Intro

Seasoned AI/Hardware Co-Design Engineer with 15+ years of experience in hardware-aware software development, hardware design, and AI research. I leverage deep expertise in systems programming, computer architecture, and system simulation to design and optimize solutions for large-scale machine learning infrastructure. My track record includes patented AI accelerator architectures, impactful research in distributed machine learning, development of FPGA-based telecom and encryption modules, and optimizing hardware-software integration for AI systems.
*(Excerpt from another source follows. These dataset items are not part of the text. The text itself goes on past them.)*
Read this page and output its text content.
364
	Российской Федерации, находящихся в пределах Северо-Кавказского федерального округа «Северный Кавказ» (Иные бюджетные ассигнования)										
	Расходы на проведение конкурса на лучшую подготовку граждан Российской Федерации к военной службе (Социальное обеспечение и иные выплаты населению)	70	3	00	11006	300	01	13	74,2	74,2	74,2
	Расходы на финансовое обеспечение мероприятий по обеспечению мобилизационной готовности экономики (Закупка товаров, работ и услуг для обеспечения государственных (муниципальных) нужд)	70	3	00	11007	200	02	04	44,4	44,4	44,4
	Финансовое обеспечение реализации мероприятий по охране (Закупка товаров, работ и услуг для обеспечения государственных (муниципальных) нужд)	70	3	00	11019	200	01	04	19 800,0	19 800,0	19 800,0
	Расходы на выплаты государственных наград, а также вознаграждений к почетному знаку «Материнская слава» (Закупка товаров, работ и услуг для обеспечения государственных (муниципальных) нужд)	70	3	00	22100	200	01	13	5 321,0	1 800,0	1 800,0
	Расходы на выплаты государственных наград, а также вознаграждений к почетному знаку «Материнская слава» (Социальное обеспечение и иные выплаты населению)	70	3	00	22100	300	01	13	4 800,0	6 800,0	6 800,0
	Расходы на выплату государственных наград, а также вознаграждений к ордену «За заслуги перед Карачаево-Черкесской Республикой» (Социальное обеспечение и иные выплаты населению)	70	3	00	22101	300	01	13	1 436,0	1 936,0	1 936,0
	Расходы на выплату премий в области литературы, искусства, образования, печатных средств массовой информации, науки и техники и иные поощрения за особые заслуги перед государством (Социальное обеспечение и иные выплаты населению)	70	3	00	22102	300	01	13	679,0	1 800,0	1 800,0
Passionate about bridging AI, software, and hardware for next-gen computing challenges, I am actively deepening my expertise in low-level systems programming and compiler technologies by learning Rust, MLIR, and LLVM, to contribute to high-performance ML infrastructure.

Experience

Research Scientist (AI/HW co-design), Rain

August 2023–present, San Francisco, USA

CIM: LUT-based approximations, Online Softmax, Quantization.
Multi-level simulation: performance, behavioral, cycle-accurate (PyTorch, SystemC, QEMU).
Custom RISC-V instructions.

Research Scientist, Imagia

May 2018–March 2022 (internship period included), Montreal, Canada

Federated Learning, Hypothesis Transfer Learning, Meta Learning, Few-Shot Learning.
AI experimentation orchestration.

Research Assistant, Institute for Big Data Analytics

May 2017–May 2018, Halifax, Canada

CUDA programming, OpenMP, AIS data, Deep Learning research.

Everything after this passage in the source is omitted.